Unlike a certain other sequel about ghostbusting, No Way Home doesn't rely solely on nostalgia to provide any sort of value to viewers.
In No Way Home, the focus is squarely on Peter Parker/Spider-Man and the fallout of his actions on the people around him. In its darkest turn yet for the Sony-Marvel slate of Spider-Man films, No Way Home pushes its hero so far to the brink that it even caught us by surprise as the House of Mouse (which owns Marvel Studios) tends to be more family-friendly.
By now, you'll realise that we haven't commented on the rumoured appearances of past Spider-Mans played by Tobey Maguire and Andrew Garfield. It's probably best that we refrain from it because, in our opinion, any kind of confirmation detracts from your appreciation of the film.
No Way Home delivers fan service so purposefully and impactful and weaves it into the emotional threads of the narrative to the point that, like a piece of art, you have to view it in its entirety to understand what kind of a masterpiece it is.
Where viewers might get a dose of nostalgia from seeing Willem Dafoe and Alfred Molina grace a Spider-Man film, to us it's an opportunity to provide closure on the Spider-Man films that came before.
Yes folks, this is how fan service should be done.
With great power, comes great responsibility
For so long, the Home trilogy has not dropped the iconic quote that defines our friendly neighbourhood Spider-Man. Of course, the most obvious reason is that it's waiting for the opportune moment to run us over like a bullet train.
Well, that moment is now and No Way Home drops that emotional bomb on us after a particularly heartbreaking moment.
It's the catalyst that defines who Peter is as Spider-Man after he witnessed first-hand the harrowing consequences of playing with forces beyond his control.

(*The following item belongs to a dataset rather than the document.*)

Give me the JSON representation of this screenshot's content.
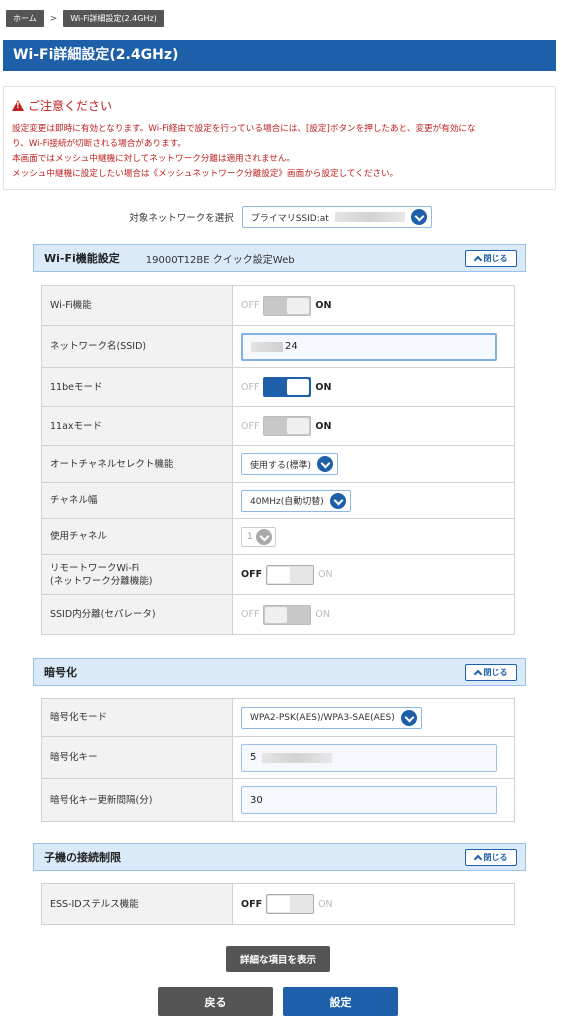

It is the film's willingness to go to emotional extremes, and make us 'ugly cry' a la Dawson's Creek, that really drives home the meaning of the quote and what people tend to overlook — the price of power and responsibility.
By enduring the losses of a Spider-Man and learning from ghosts of the past, Peter truly becomes the Spider-Man that Tony Stark would have been proud of: a hero for all.
And the first act after his metaphorical transformation?
To make the greatest sacrifice that hits the reset button on everything — including his time in the MCU. A pretty neat trick, if you ask me, just in case the Marvel-Sony relationship doesn't work out.
Spider-Man: No Way Home is deserving of a standing ovation and swings into cinemas at a time when superhero films are under fire and in need of a hero. It's the darkest story yet and an emotional rollercoaster ride that provides many heartbreaking, poignant and humorous moments.
With an excellent script, purposeful fan service and the highest stakes ever, the latest outing of Tom Holland's Spider-Man is a home run and serves as the perfect finale to the trilogy.